Right now, there’s a big push for either pre-packaged goods or simpler items that don’t require a lot of work in the back-of-house of a restaurant. There’s also a trend leading toward more comfort foods. The healthy-eating part [of dining] has always been very important for a consumer at home but not so much in the restaurants.
Looking at your operator relationships and clientele base, what do their needs look like now, with many reopening or re-strategizing their businesses?
Their menus are becoming simpler, based on how they can execute in the back-of-house. They want to make anything as simple as possible so that they can do less but do better. There is also a trend of requests by our customers for ideation assistance on takeout, usually “help us figure out different ways we can do a take-home meal kit to cook from home or grab ‘n’ go for delivery or pick-up.”
At Affinity, did you need to restructure your approach or services in any way to meet these needs in the shifted foodservice climate?
We were calling on four hundred customers (restaurant operators) a week, not including the retail side of our business. Our change came in doing a lot of live-streaming training sessions. We made arrangements to get fresh samples safely and quickly to customers and then arrange a time where one of our chefs, our reps and the customer could do a virtual session on prep, features and benefits, etc. That’s been a huge shift for us.
We’re increasing our marketing initiatives and determining further efficient ways of getting information to more customers. We also have more chefs on staff than ever. Also, we currently have a connection with Canada Takeout and are as committed as ever to keep on pushing the initiative because I believe it’s as important today as it was on March 14th.
As older businesses reopen, and new ones continue to pop up, how do you see Affinity and its clients best bouncing back and rising to new opportunities and challenges?

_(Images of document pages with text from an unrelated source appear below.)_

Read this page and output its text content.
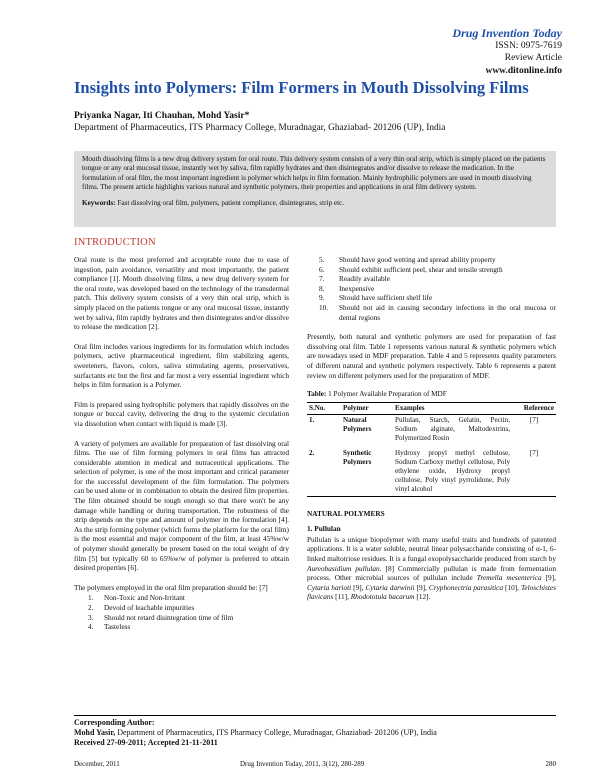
Drug Invention Today
ISSN: 0975-7619
Review Article
www.ditonline.info
Insights into Polymers: Film Formers in Mouth Dissolving Films
Priyanka Nagar, Iti Chauhan, Mohd Yasir*
Department of Pharmaceutics, ITS Pharmacy College, Muradnagar, Ghaziabad- 201206 (UP), India

Mouth dissolving films is a new drug delivery system for oral route. This delivery system consists of a very thin oral strip, which is simply placed on the patients tongue or any oral mucosal tissue, instantly wet by saliva, film rapidly hydrates and then disintegrates and/or dissolve to release the medication. In the formulation of oral film, the most important ingredient is polymer which helps in film formation. Mainly hydrophilic polymers are used in mouth dissolving films. The present article highlights various natural and synthetic polymers, their properties and applications in oral film delivery system.

Keywords: Fast dissolving oral film, polymers, patient compliance, disintegrates, strip etc.

INTRODUCTION

Oral route is the most preferred and acceptable route due to ease of ingestion, pain avoidance, versatility and most importantly, the patient compliance [1]. Mouth dissolving films, a new drug delivery system for the oral route, was developed based on the technology of the transdermal patch. This delivery system consists of a very thin oral strip, which is simply placed on the patients tongue or any oral mucosal tissue, instantly wet by saliva, film rapidly hydrates and then disintegrates and/or dissolve to release the medication [2].

Oral film includes various ingredients for its formulation which includes polymers, active pharmaceutical ingredient, film stabilizing agents, sweeteners, flavors, colors, saliva stimulating agents, preservatives, surfactants etc but the first and far most a very essential ingredient which helps in film formation is a Polymer.

Film is prepared using hydrophilic polymers that rapidly dissolves on the tongue or buccal cavity, delivering the drug to the systemic circulation via dissolution when contact with liquid is made [3].

A variety of polymers are available for preparation of fast dissolving oral films. The use of film forming polymers in oral films has attracted considerable attention in medical and nutraceutical applications. The selection of polymer, is one of the most important and critical parameter for the successful development of the film formulation. The polymers can be used alone or in combination to obtain the desired film properties. The film obtained should be tough enough so that there won't be any damage while handling or during transportation. The robustness of the strip depends on the type and amount of polymer in the formulation [4]. As the strip forming polymer (which forms the platform for the oral film) is the most essential and major component of the film, at least 45%w/w of polymer should generally be present based on the total weight of dry film [5] but typically 60 to 65%w/w of polymer is preferred to obtain desired properties [6].

The polymers employed in the oral film preparation should be: [7]

1. Non-Toxic and Non-Irritant
2. Devoid of leachable impurities
3. Should not retard disintegration time of film
4. Tasteless
5. Should have good wetting and spread ability property
6. Should exhibit sufficient peel, shear and tensile strength
7. Readily available
8. Inexpensive
9. Should have sufficient shelf life
10. Should not aid in causing secondary infections in the oral mucosa or dental regions

Presently, both natural and synthetic polymers are used for preparation of fast dissolving oral film. Table 1 represents various natural & synthetic polymers which are nowadays used in MDF preparation. Table 4 and 5 represents quality parameters of different natural and synthetic polymers respectively. Table 6 represents a patent review on different polymers used for the preparation of MDF.

Table: 1 Polymer Available Preparation of MDF
S.No.	Polymer	Examples	Reference
1.	Natural Polymers	Pullulan, Starch, Gelatin, Pectin, Sodium alginate, Maltodextrins, Polymerized Rosin	[7]
2.	Synthetic Polymers	Hydroxy propyl methyl cellulose, Sodium Carboxy methyl cellulose, Poly ethylene oxide, Hydroxy propyl cellulose, Poly vinyl pyrrolidone, Poly vinyl alcohol	[7]
NATURAL POLYMERS
1. Pullulan

Pullulan is a unique biopolymer with many useful traits and hundreds of patented applications. It is a water soluble, neutral linear polysaccharide consisting of α-1, 6-linked maltotriose residues. It is a fungal exopolysaccharide produced from starch by Aureobasidium pullulan. [8] Commercially pullulan is made from fermentation process. Other microbial sources of pullulan include Tremella mesenterica [9], Cytaria harioti [9], Cytaria darwinii [9], Cryphonectria parasitica [10], Teloschistes flavicans [11], Rhodototula bacarum [12].

Corresponding Author:
Mohd Yasir, Department of Pharmaceutics, ITS Pharmacy College, Muradnagar, Ghaziabad- 201206 (UP), India
Received 27-09-2011; Accepted 21-11-2011
December, 2011	Drug Invention Today, 2011, 3(12), 280-289	280
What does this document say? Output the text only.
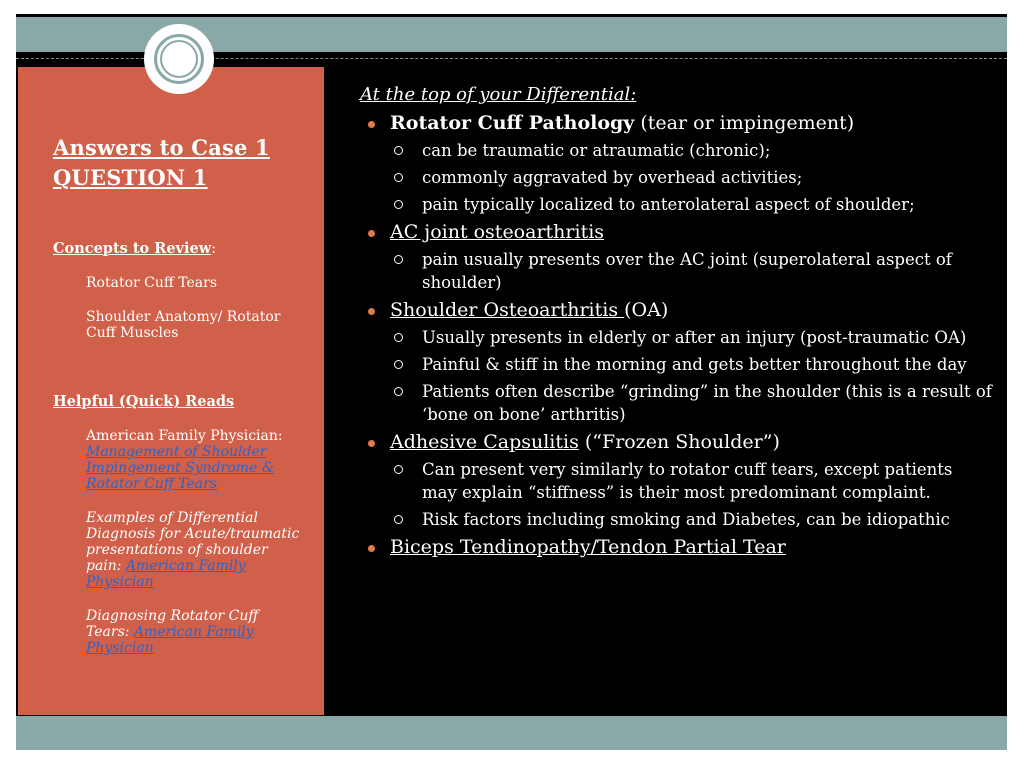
Answers to Case 1
QUESTION 1
Concepts to Review:
Rotator Cuff Tears
Shoulder Anatomy/ Rotator Cuff Muscles
Helpful (Quick) Reads
American Family Physician: Management of Shoulder Impingement Syndrome & Rotator Cuff Tears
Examples of Differential Diagnosis for Acute/traumatic presentations of shoulder pain: American Family Physician
Diagnosing Rotator Cuff Tears: American Family Physician
At the top of your Differential:
Rotator Cuff Pathology (tear or impingement)
can be traumatic or atraumatic (chronic);
commonly aggravated by overhead activities;
pain typically localized to anterolateral aspect of shoulder;
AC joint osteoarthritis
pain usually presents over the AC joint (superolateral aspect of shoulder)
Shoulder Osteoarthritis (OA)
Usually presents in elderly or after an injury (post-traumatic OA)
Painful & stiff in the morning and gets better throughout the day
Patients often describe “grinding” in the shoulder (this is a result of ‘bone on bone’ arthritis)
Adhesive Capsulitis (“Frozen Shoulder”)
Can present very similarly to rotator cuff tears, except patients may explain “stiffness” is their most predominant complaint.
Risk factors including smoking and Diabetes, can be idiopathic
Biceps Tendinopathy/Tendon Partial Tear
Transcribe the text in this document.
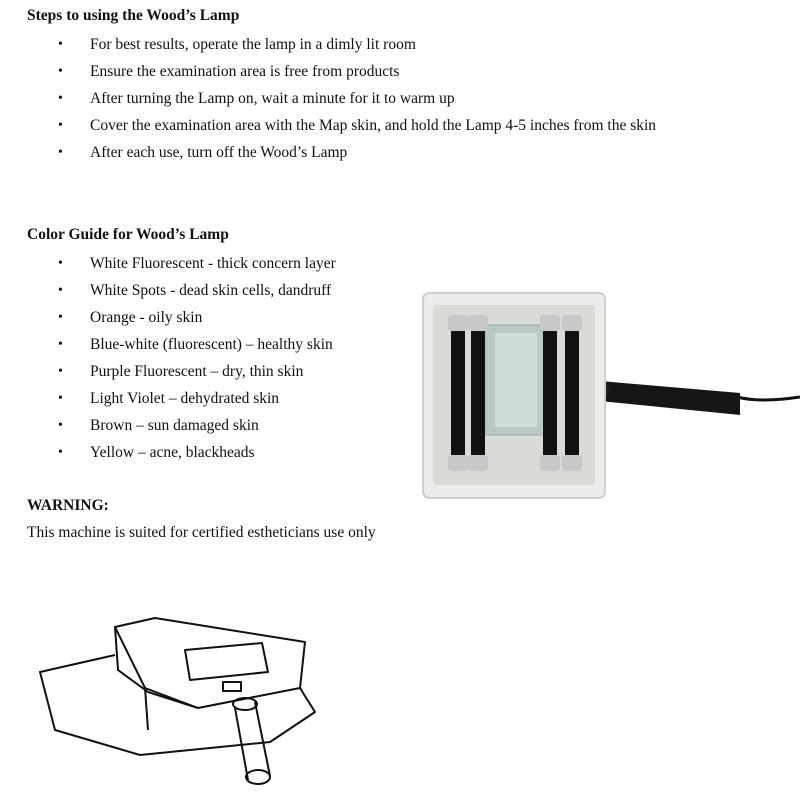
Steps to using the Wood’s Lamp
• For best results, operate the lamp in a dimly lit room
• Ensure the examination area is free from products
• After turning the Lamp on, wait a minute for it to warm up
• Cover the examination area with the Map skin, and hold the Lamp 4-5 inches from the skin
• After each use, turn off the Wood’s Lamp
Color Guide for Wood’s Lamp
• White Fluorescent - thick concern layer
• White Spots - dead skin cells, dandruff
• Orange - oily skin
• Blue-white (fluorescent) – healthy skin
• Purple Fluorescent – dry, thin skin
• Light Violet – dehydrated skin
• Brown – sun damaged skin
• Yellow – acne, blackheads
WARNING:

This machine is suited for certified estheticians use only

As the business is still shrinking a bit, manufacturers and clients are looking at making sure their costs are reduced or balanced. We are a very cost-efficient way of getting a supplier’s news out to the trade. So, for us, it’s an opportunity because our services are an effective way of getting products to market all while delivering messaging coast-to-coast very easily.
People are trying to control their expenses and by using agencies such as ourselves, we can put them in check. There are going to be a lot more manufacturers who will need to reinvent themselves and are going to kick the tires more than they ever would have. That’s where we come in.
How can restaurateurs best maximize their efforts when opening doors for the first time, or reopening their doors after any emergency situation?
Like any good business people, they’re going to need to reinvent themselves. In the restaurant business, it’s already a tough space at the best of times, with very low margins. Folks were closing their doors already well before the whole COVID crisis. I think that the ones who are nimble are already paying attention to what customers are saying and a lot will be said for shrinking menus. Restaurateurs who understand the business are prepared more than ever to put quality over price, and those are the ones who are going to survive.
When you’re ordering food, your choices are bigger than before. Instead of being limited to the choices just around the block, you now have digital ordering capabilities and can order from basically anywhere. Businesses need to stand out somehow among this and I suspect that quality will trump price. If you order something online, you’ll likely forget how much you paid for it, but you’re likely to remember if it was a good quality meal or something you really enjoyed.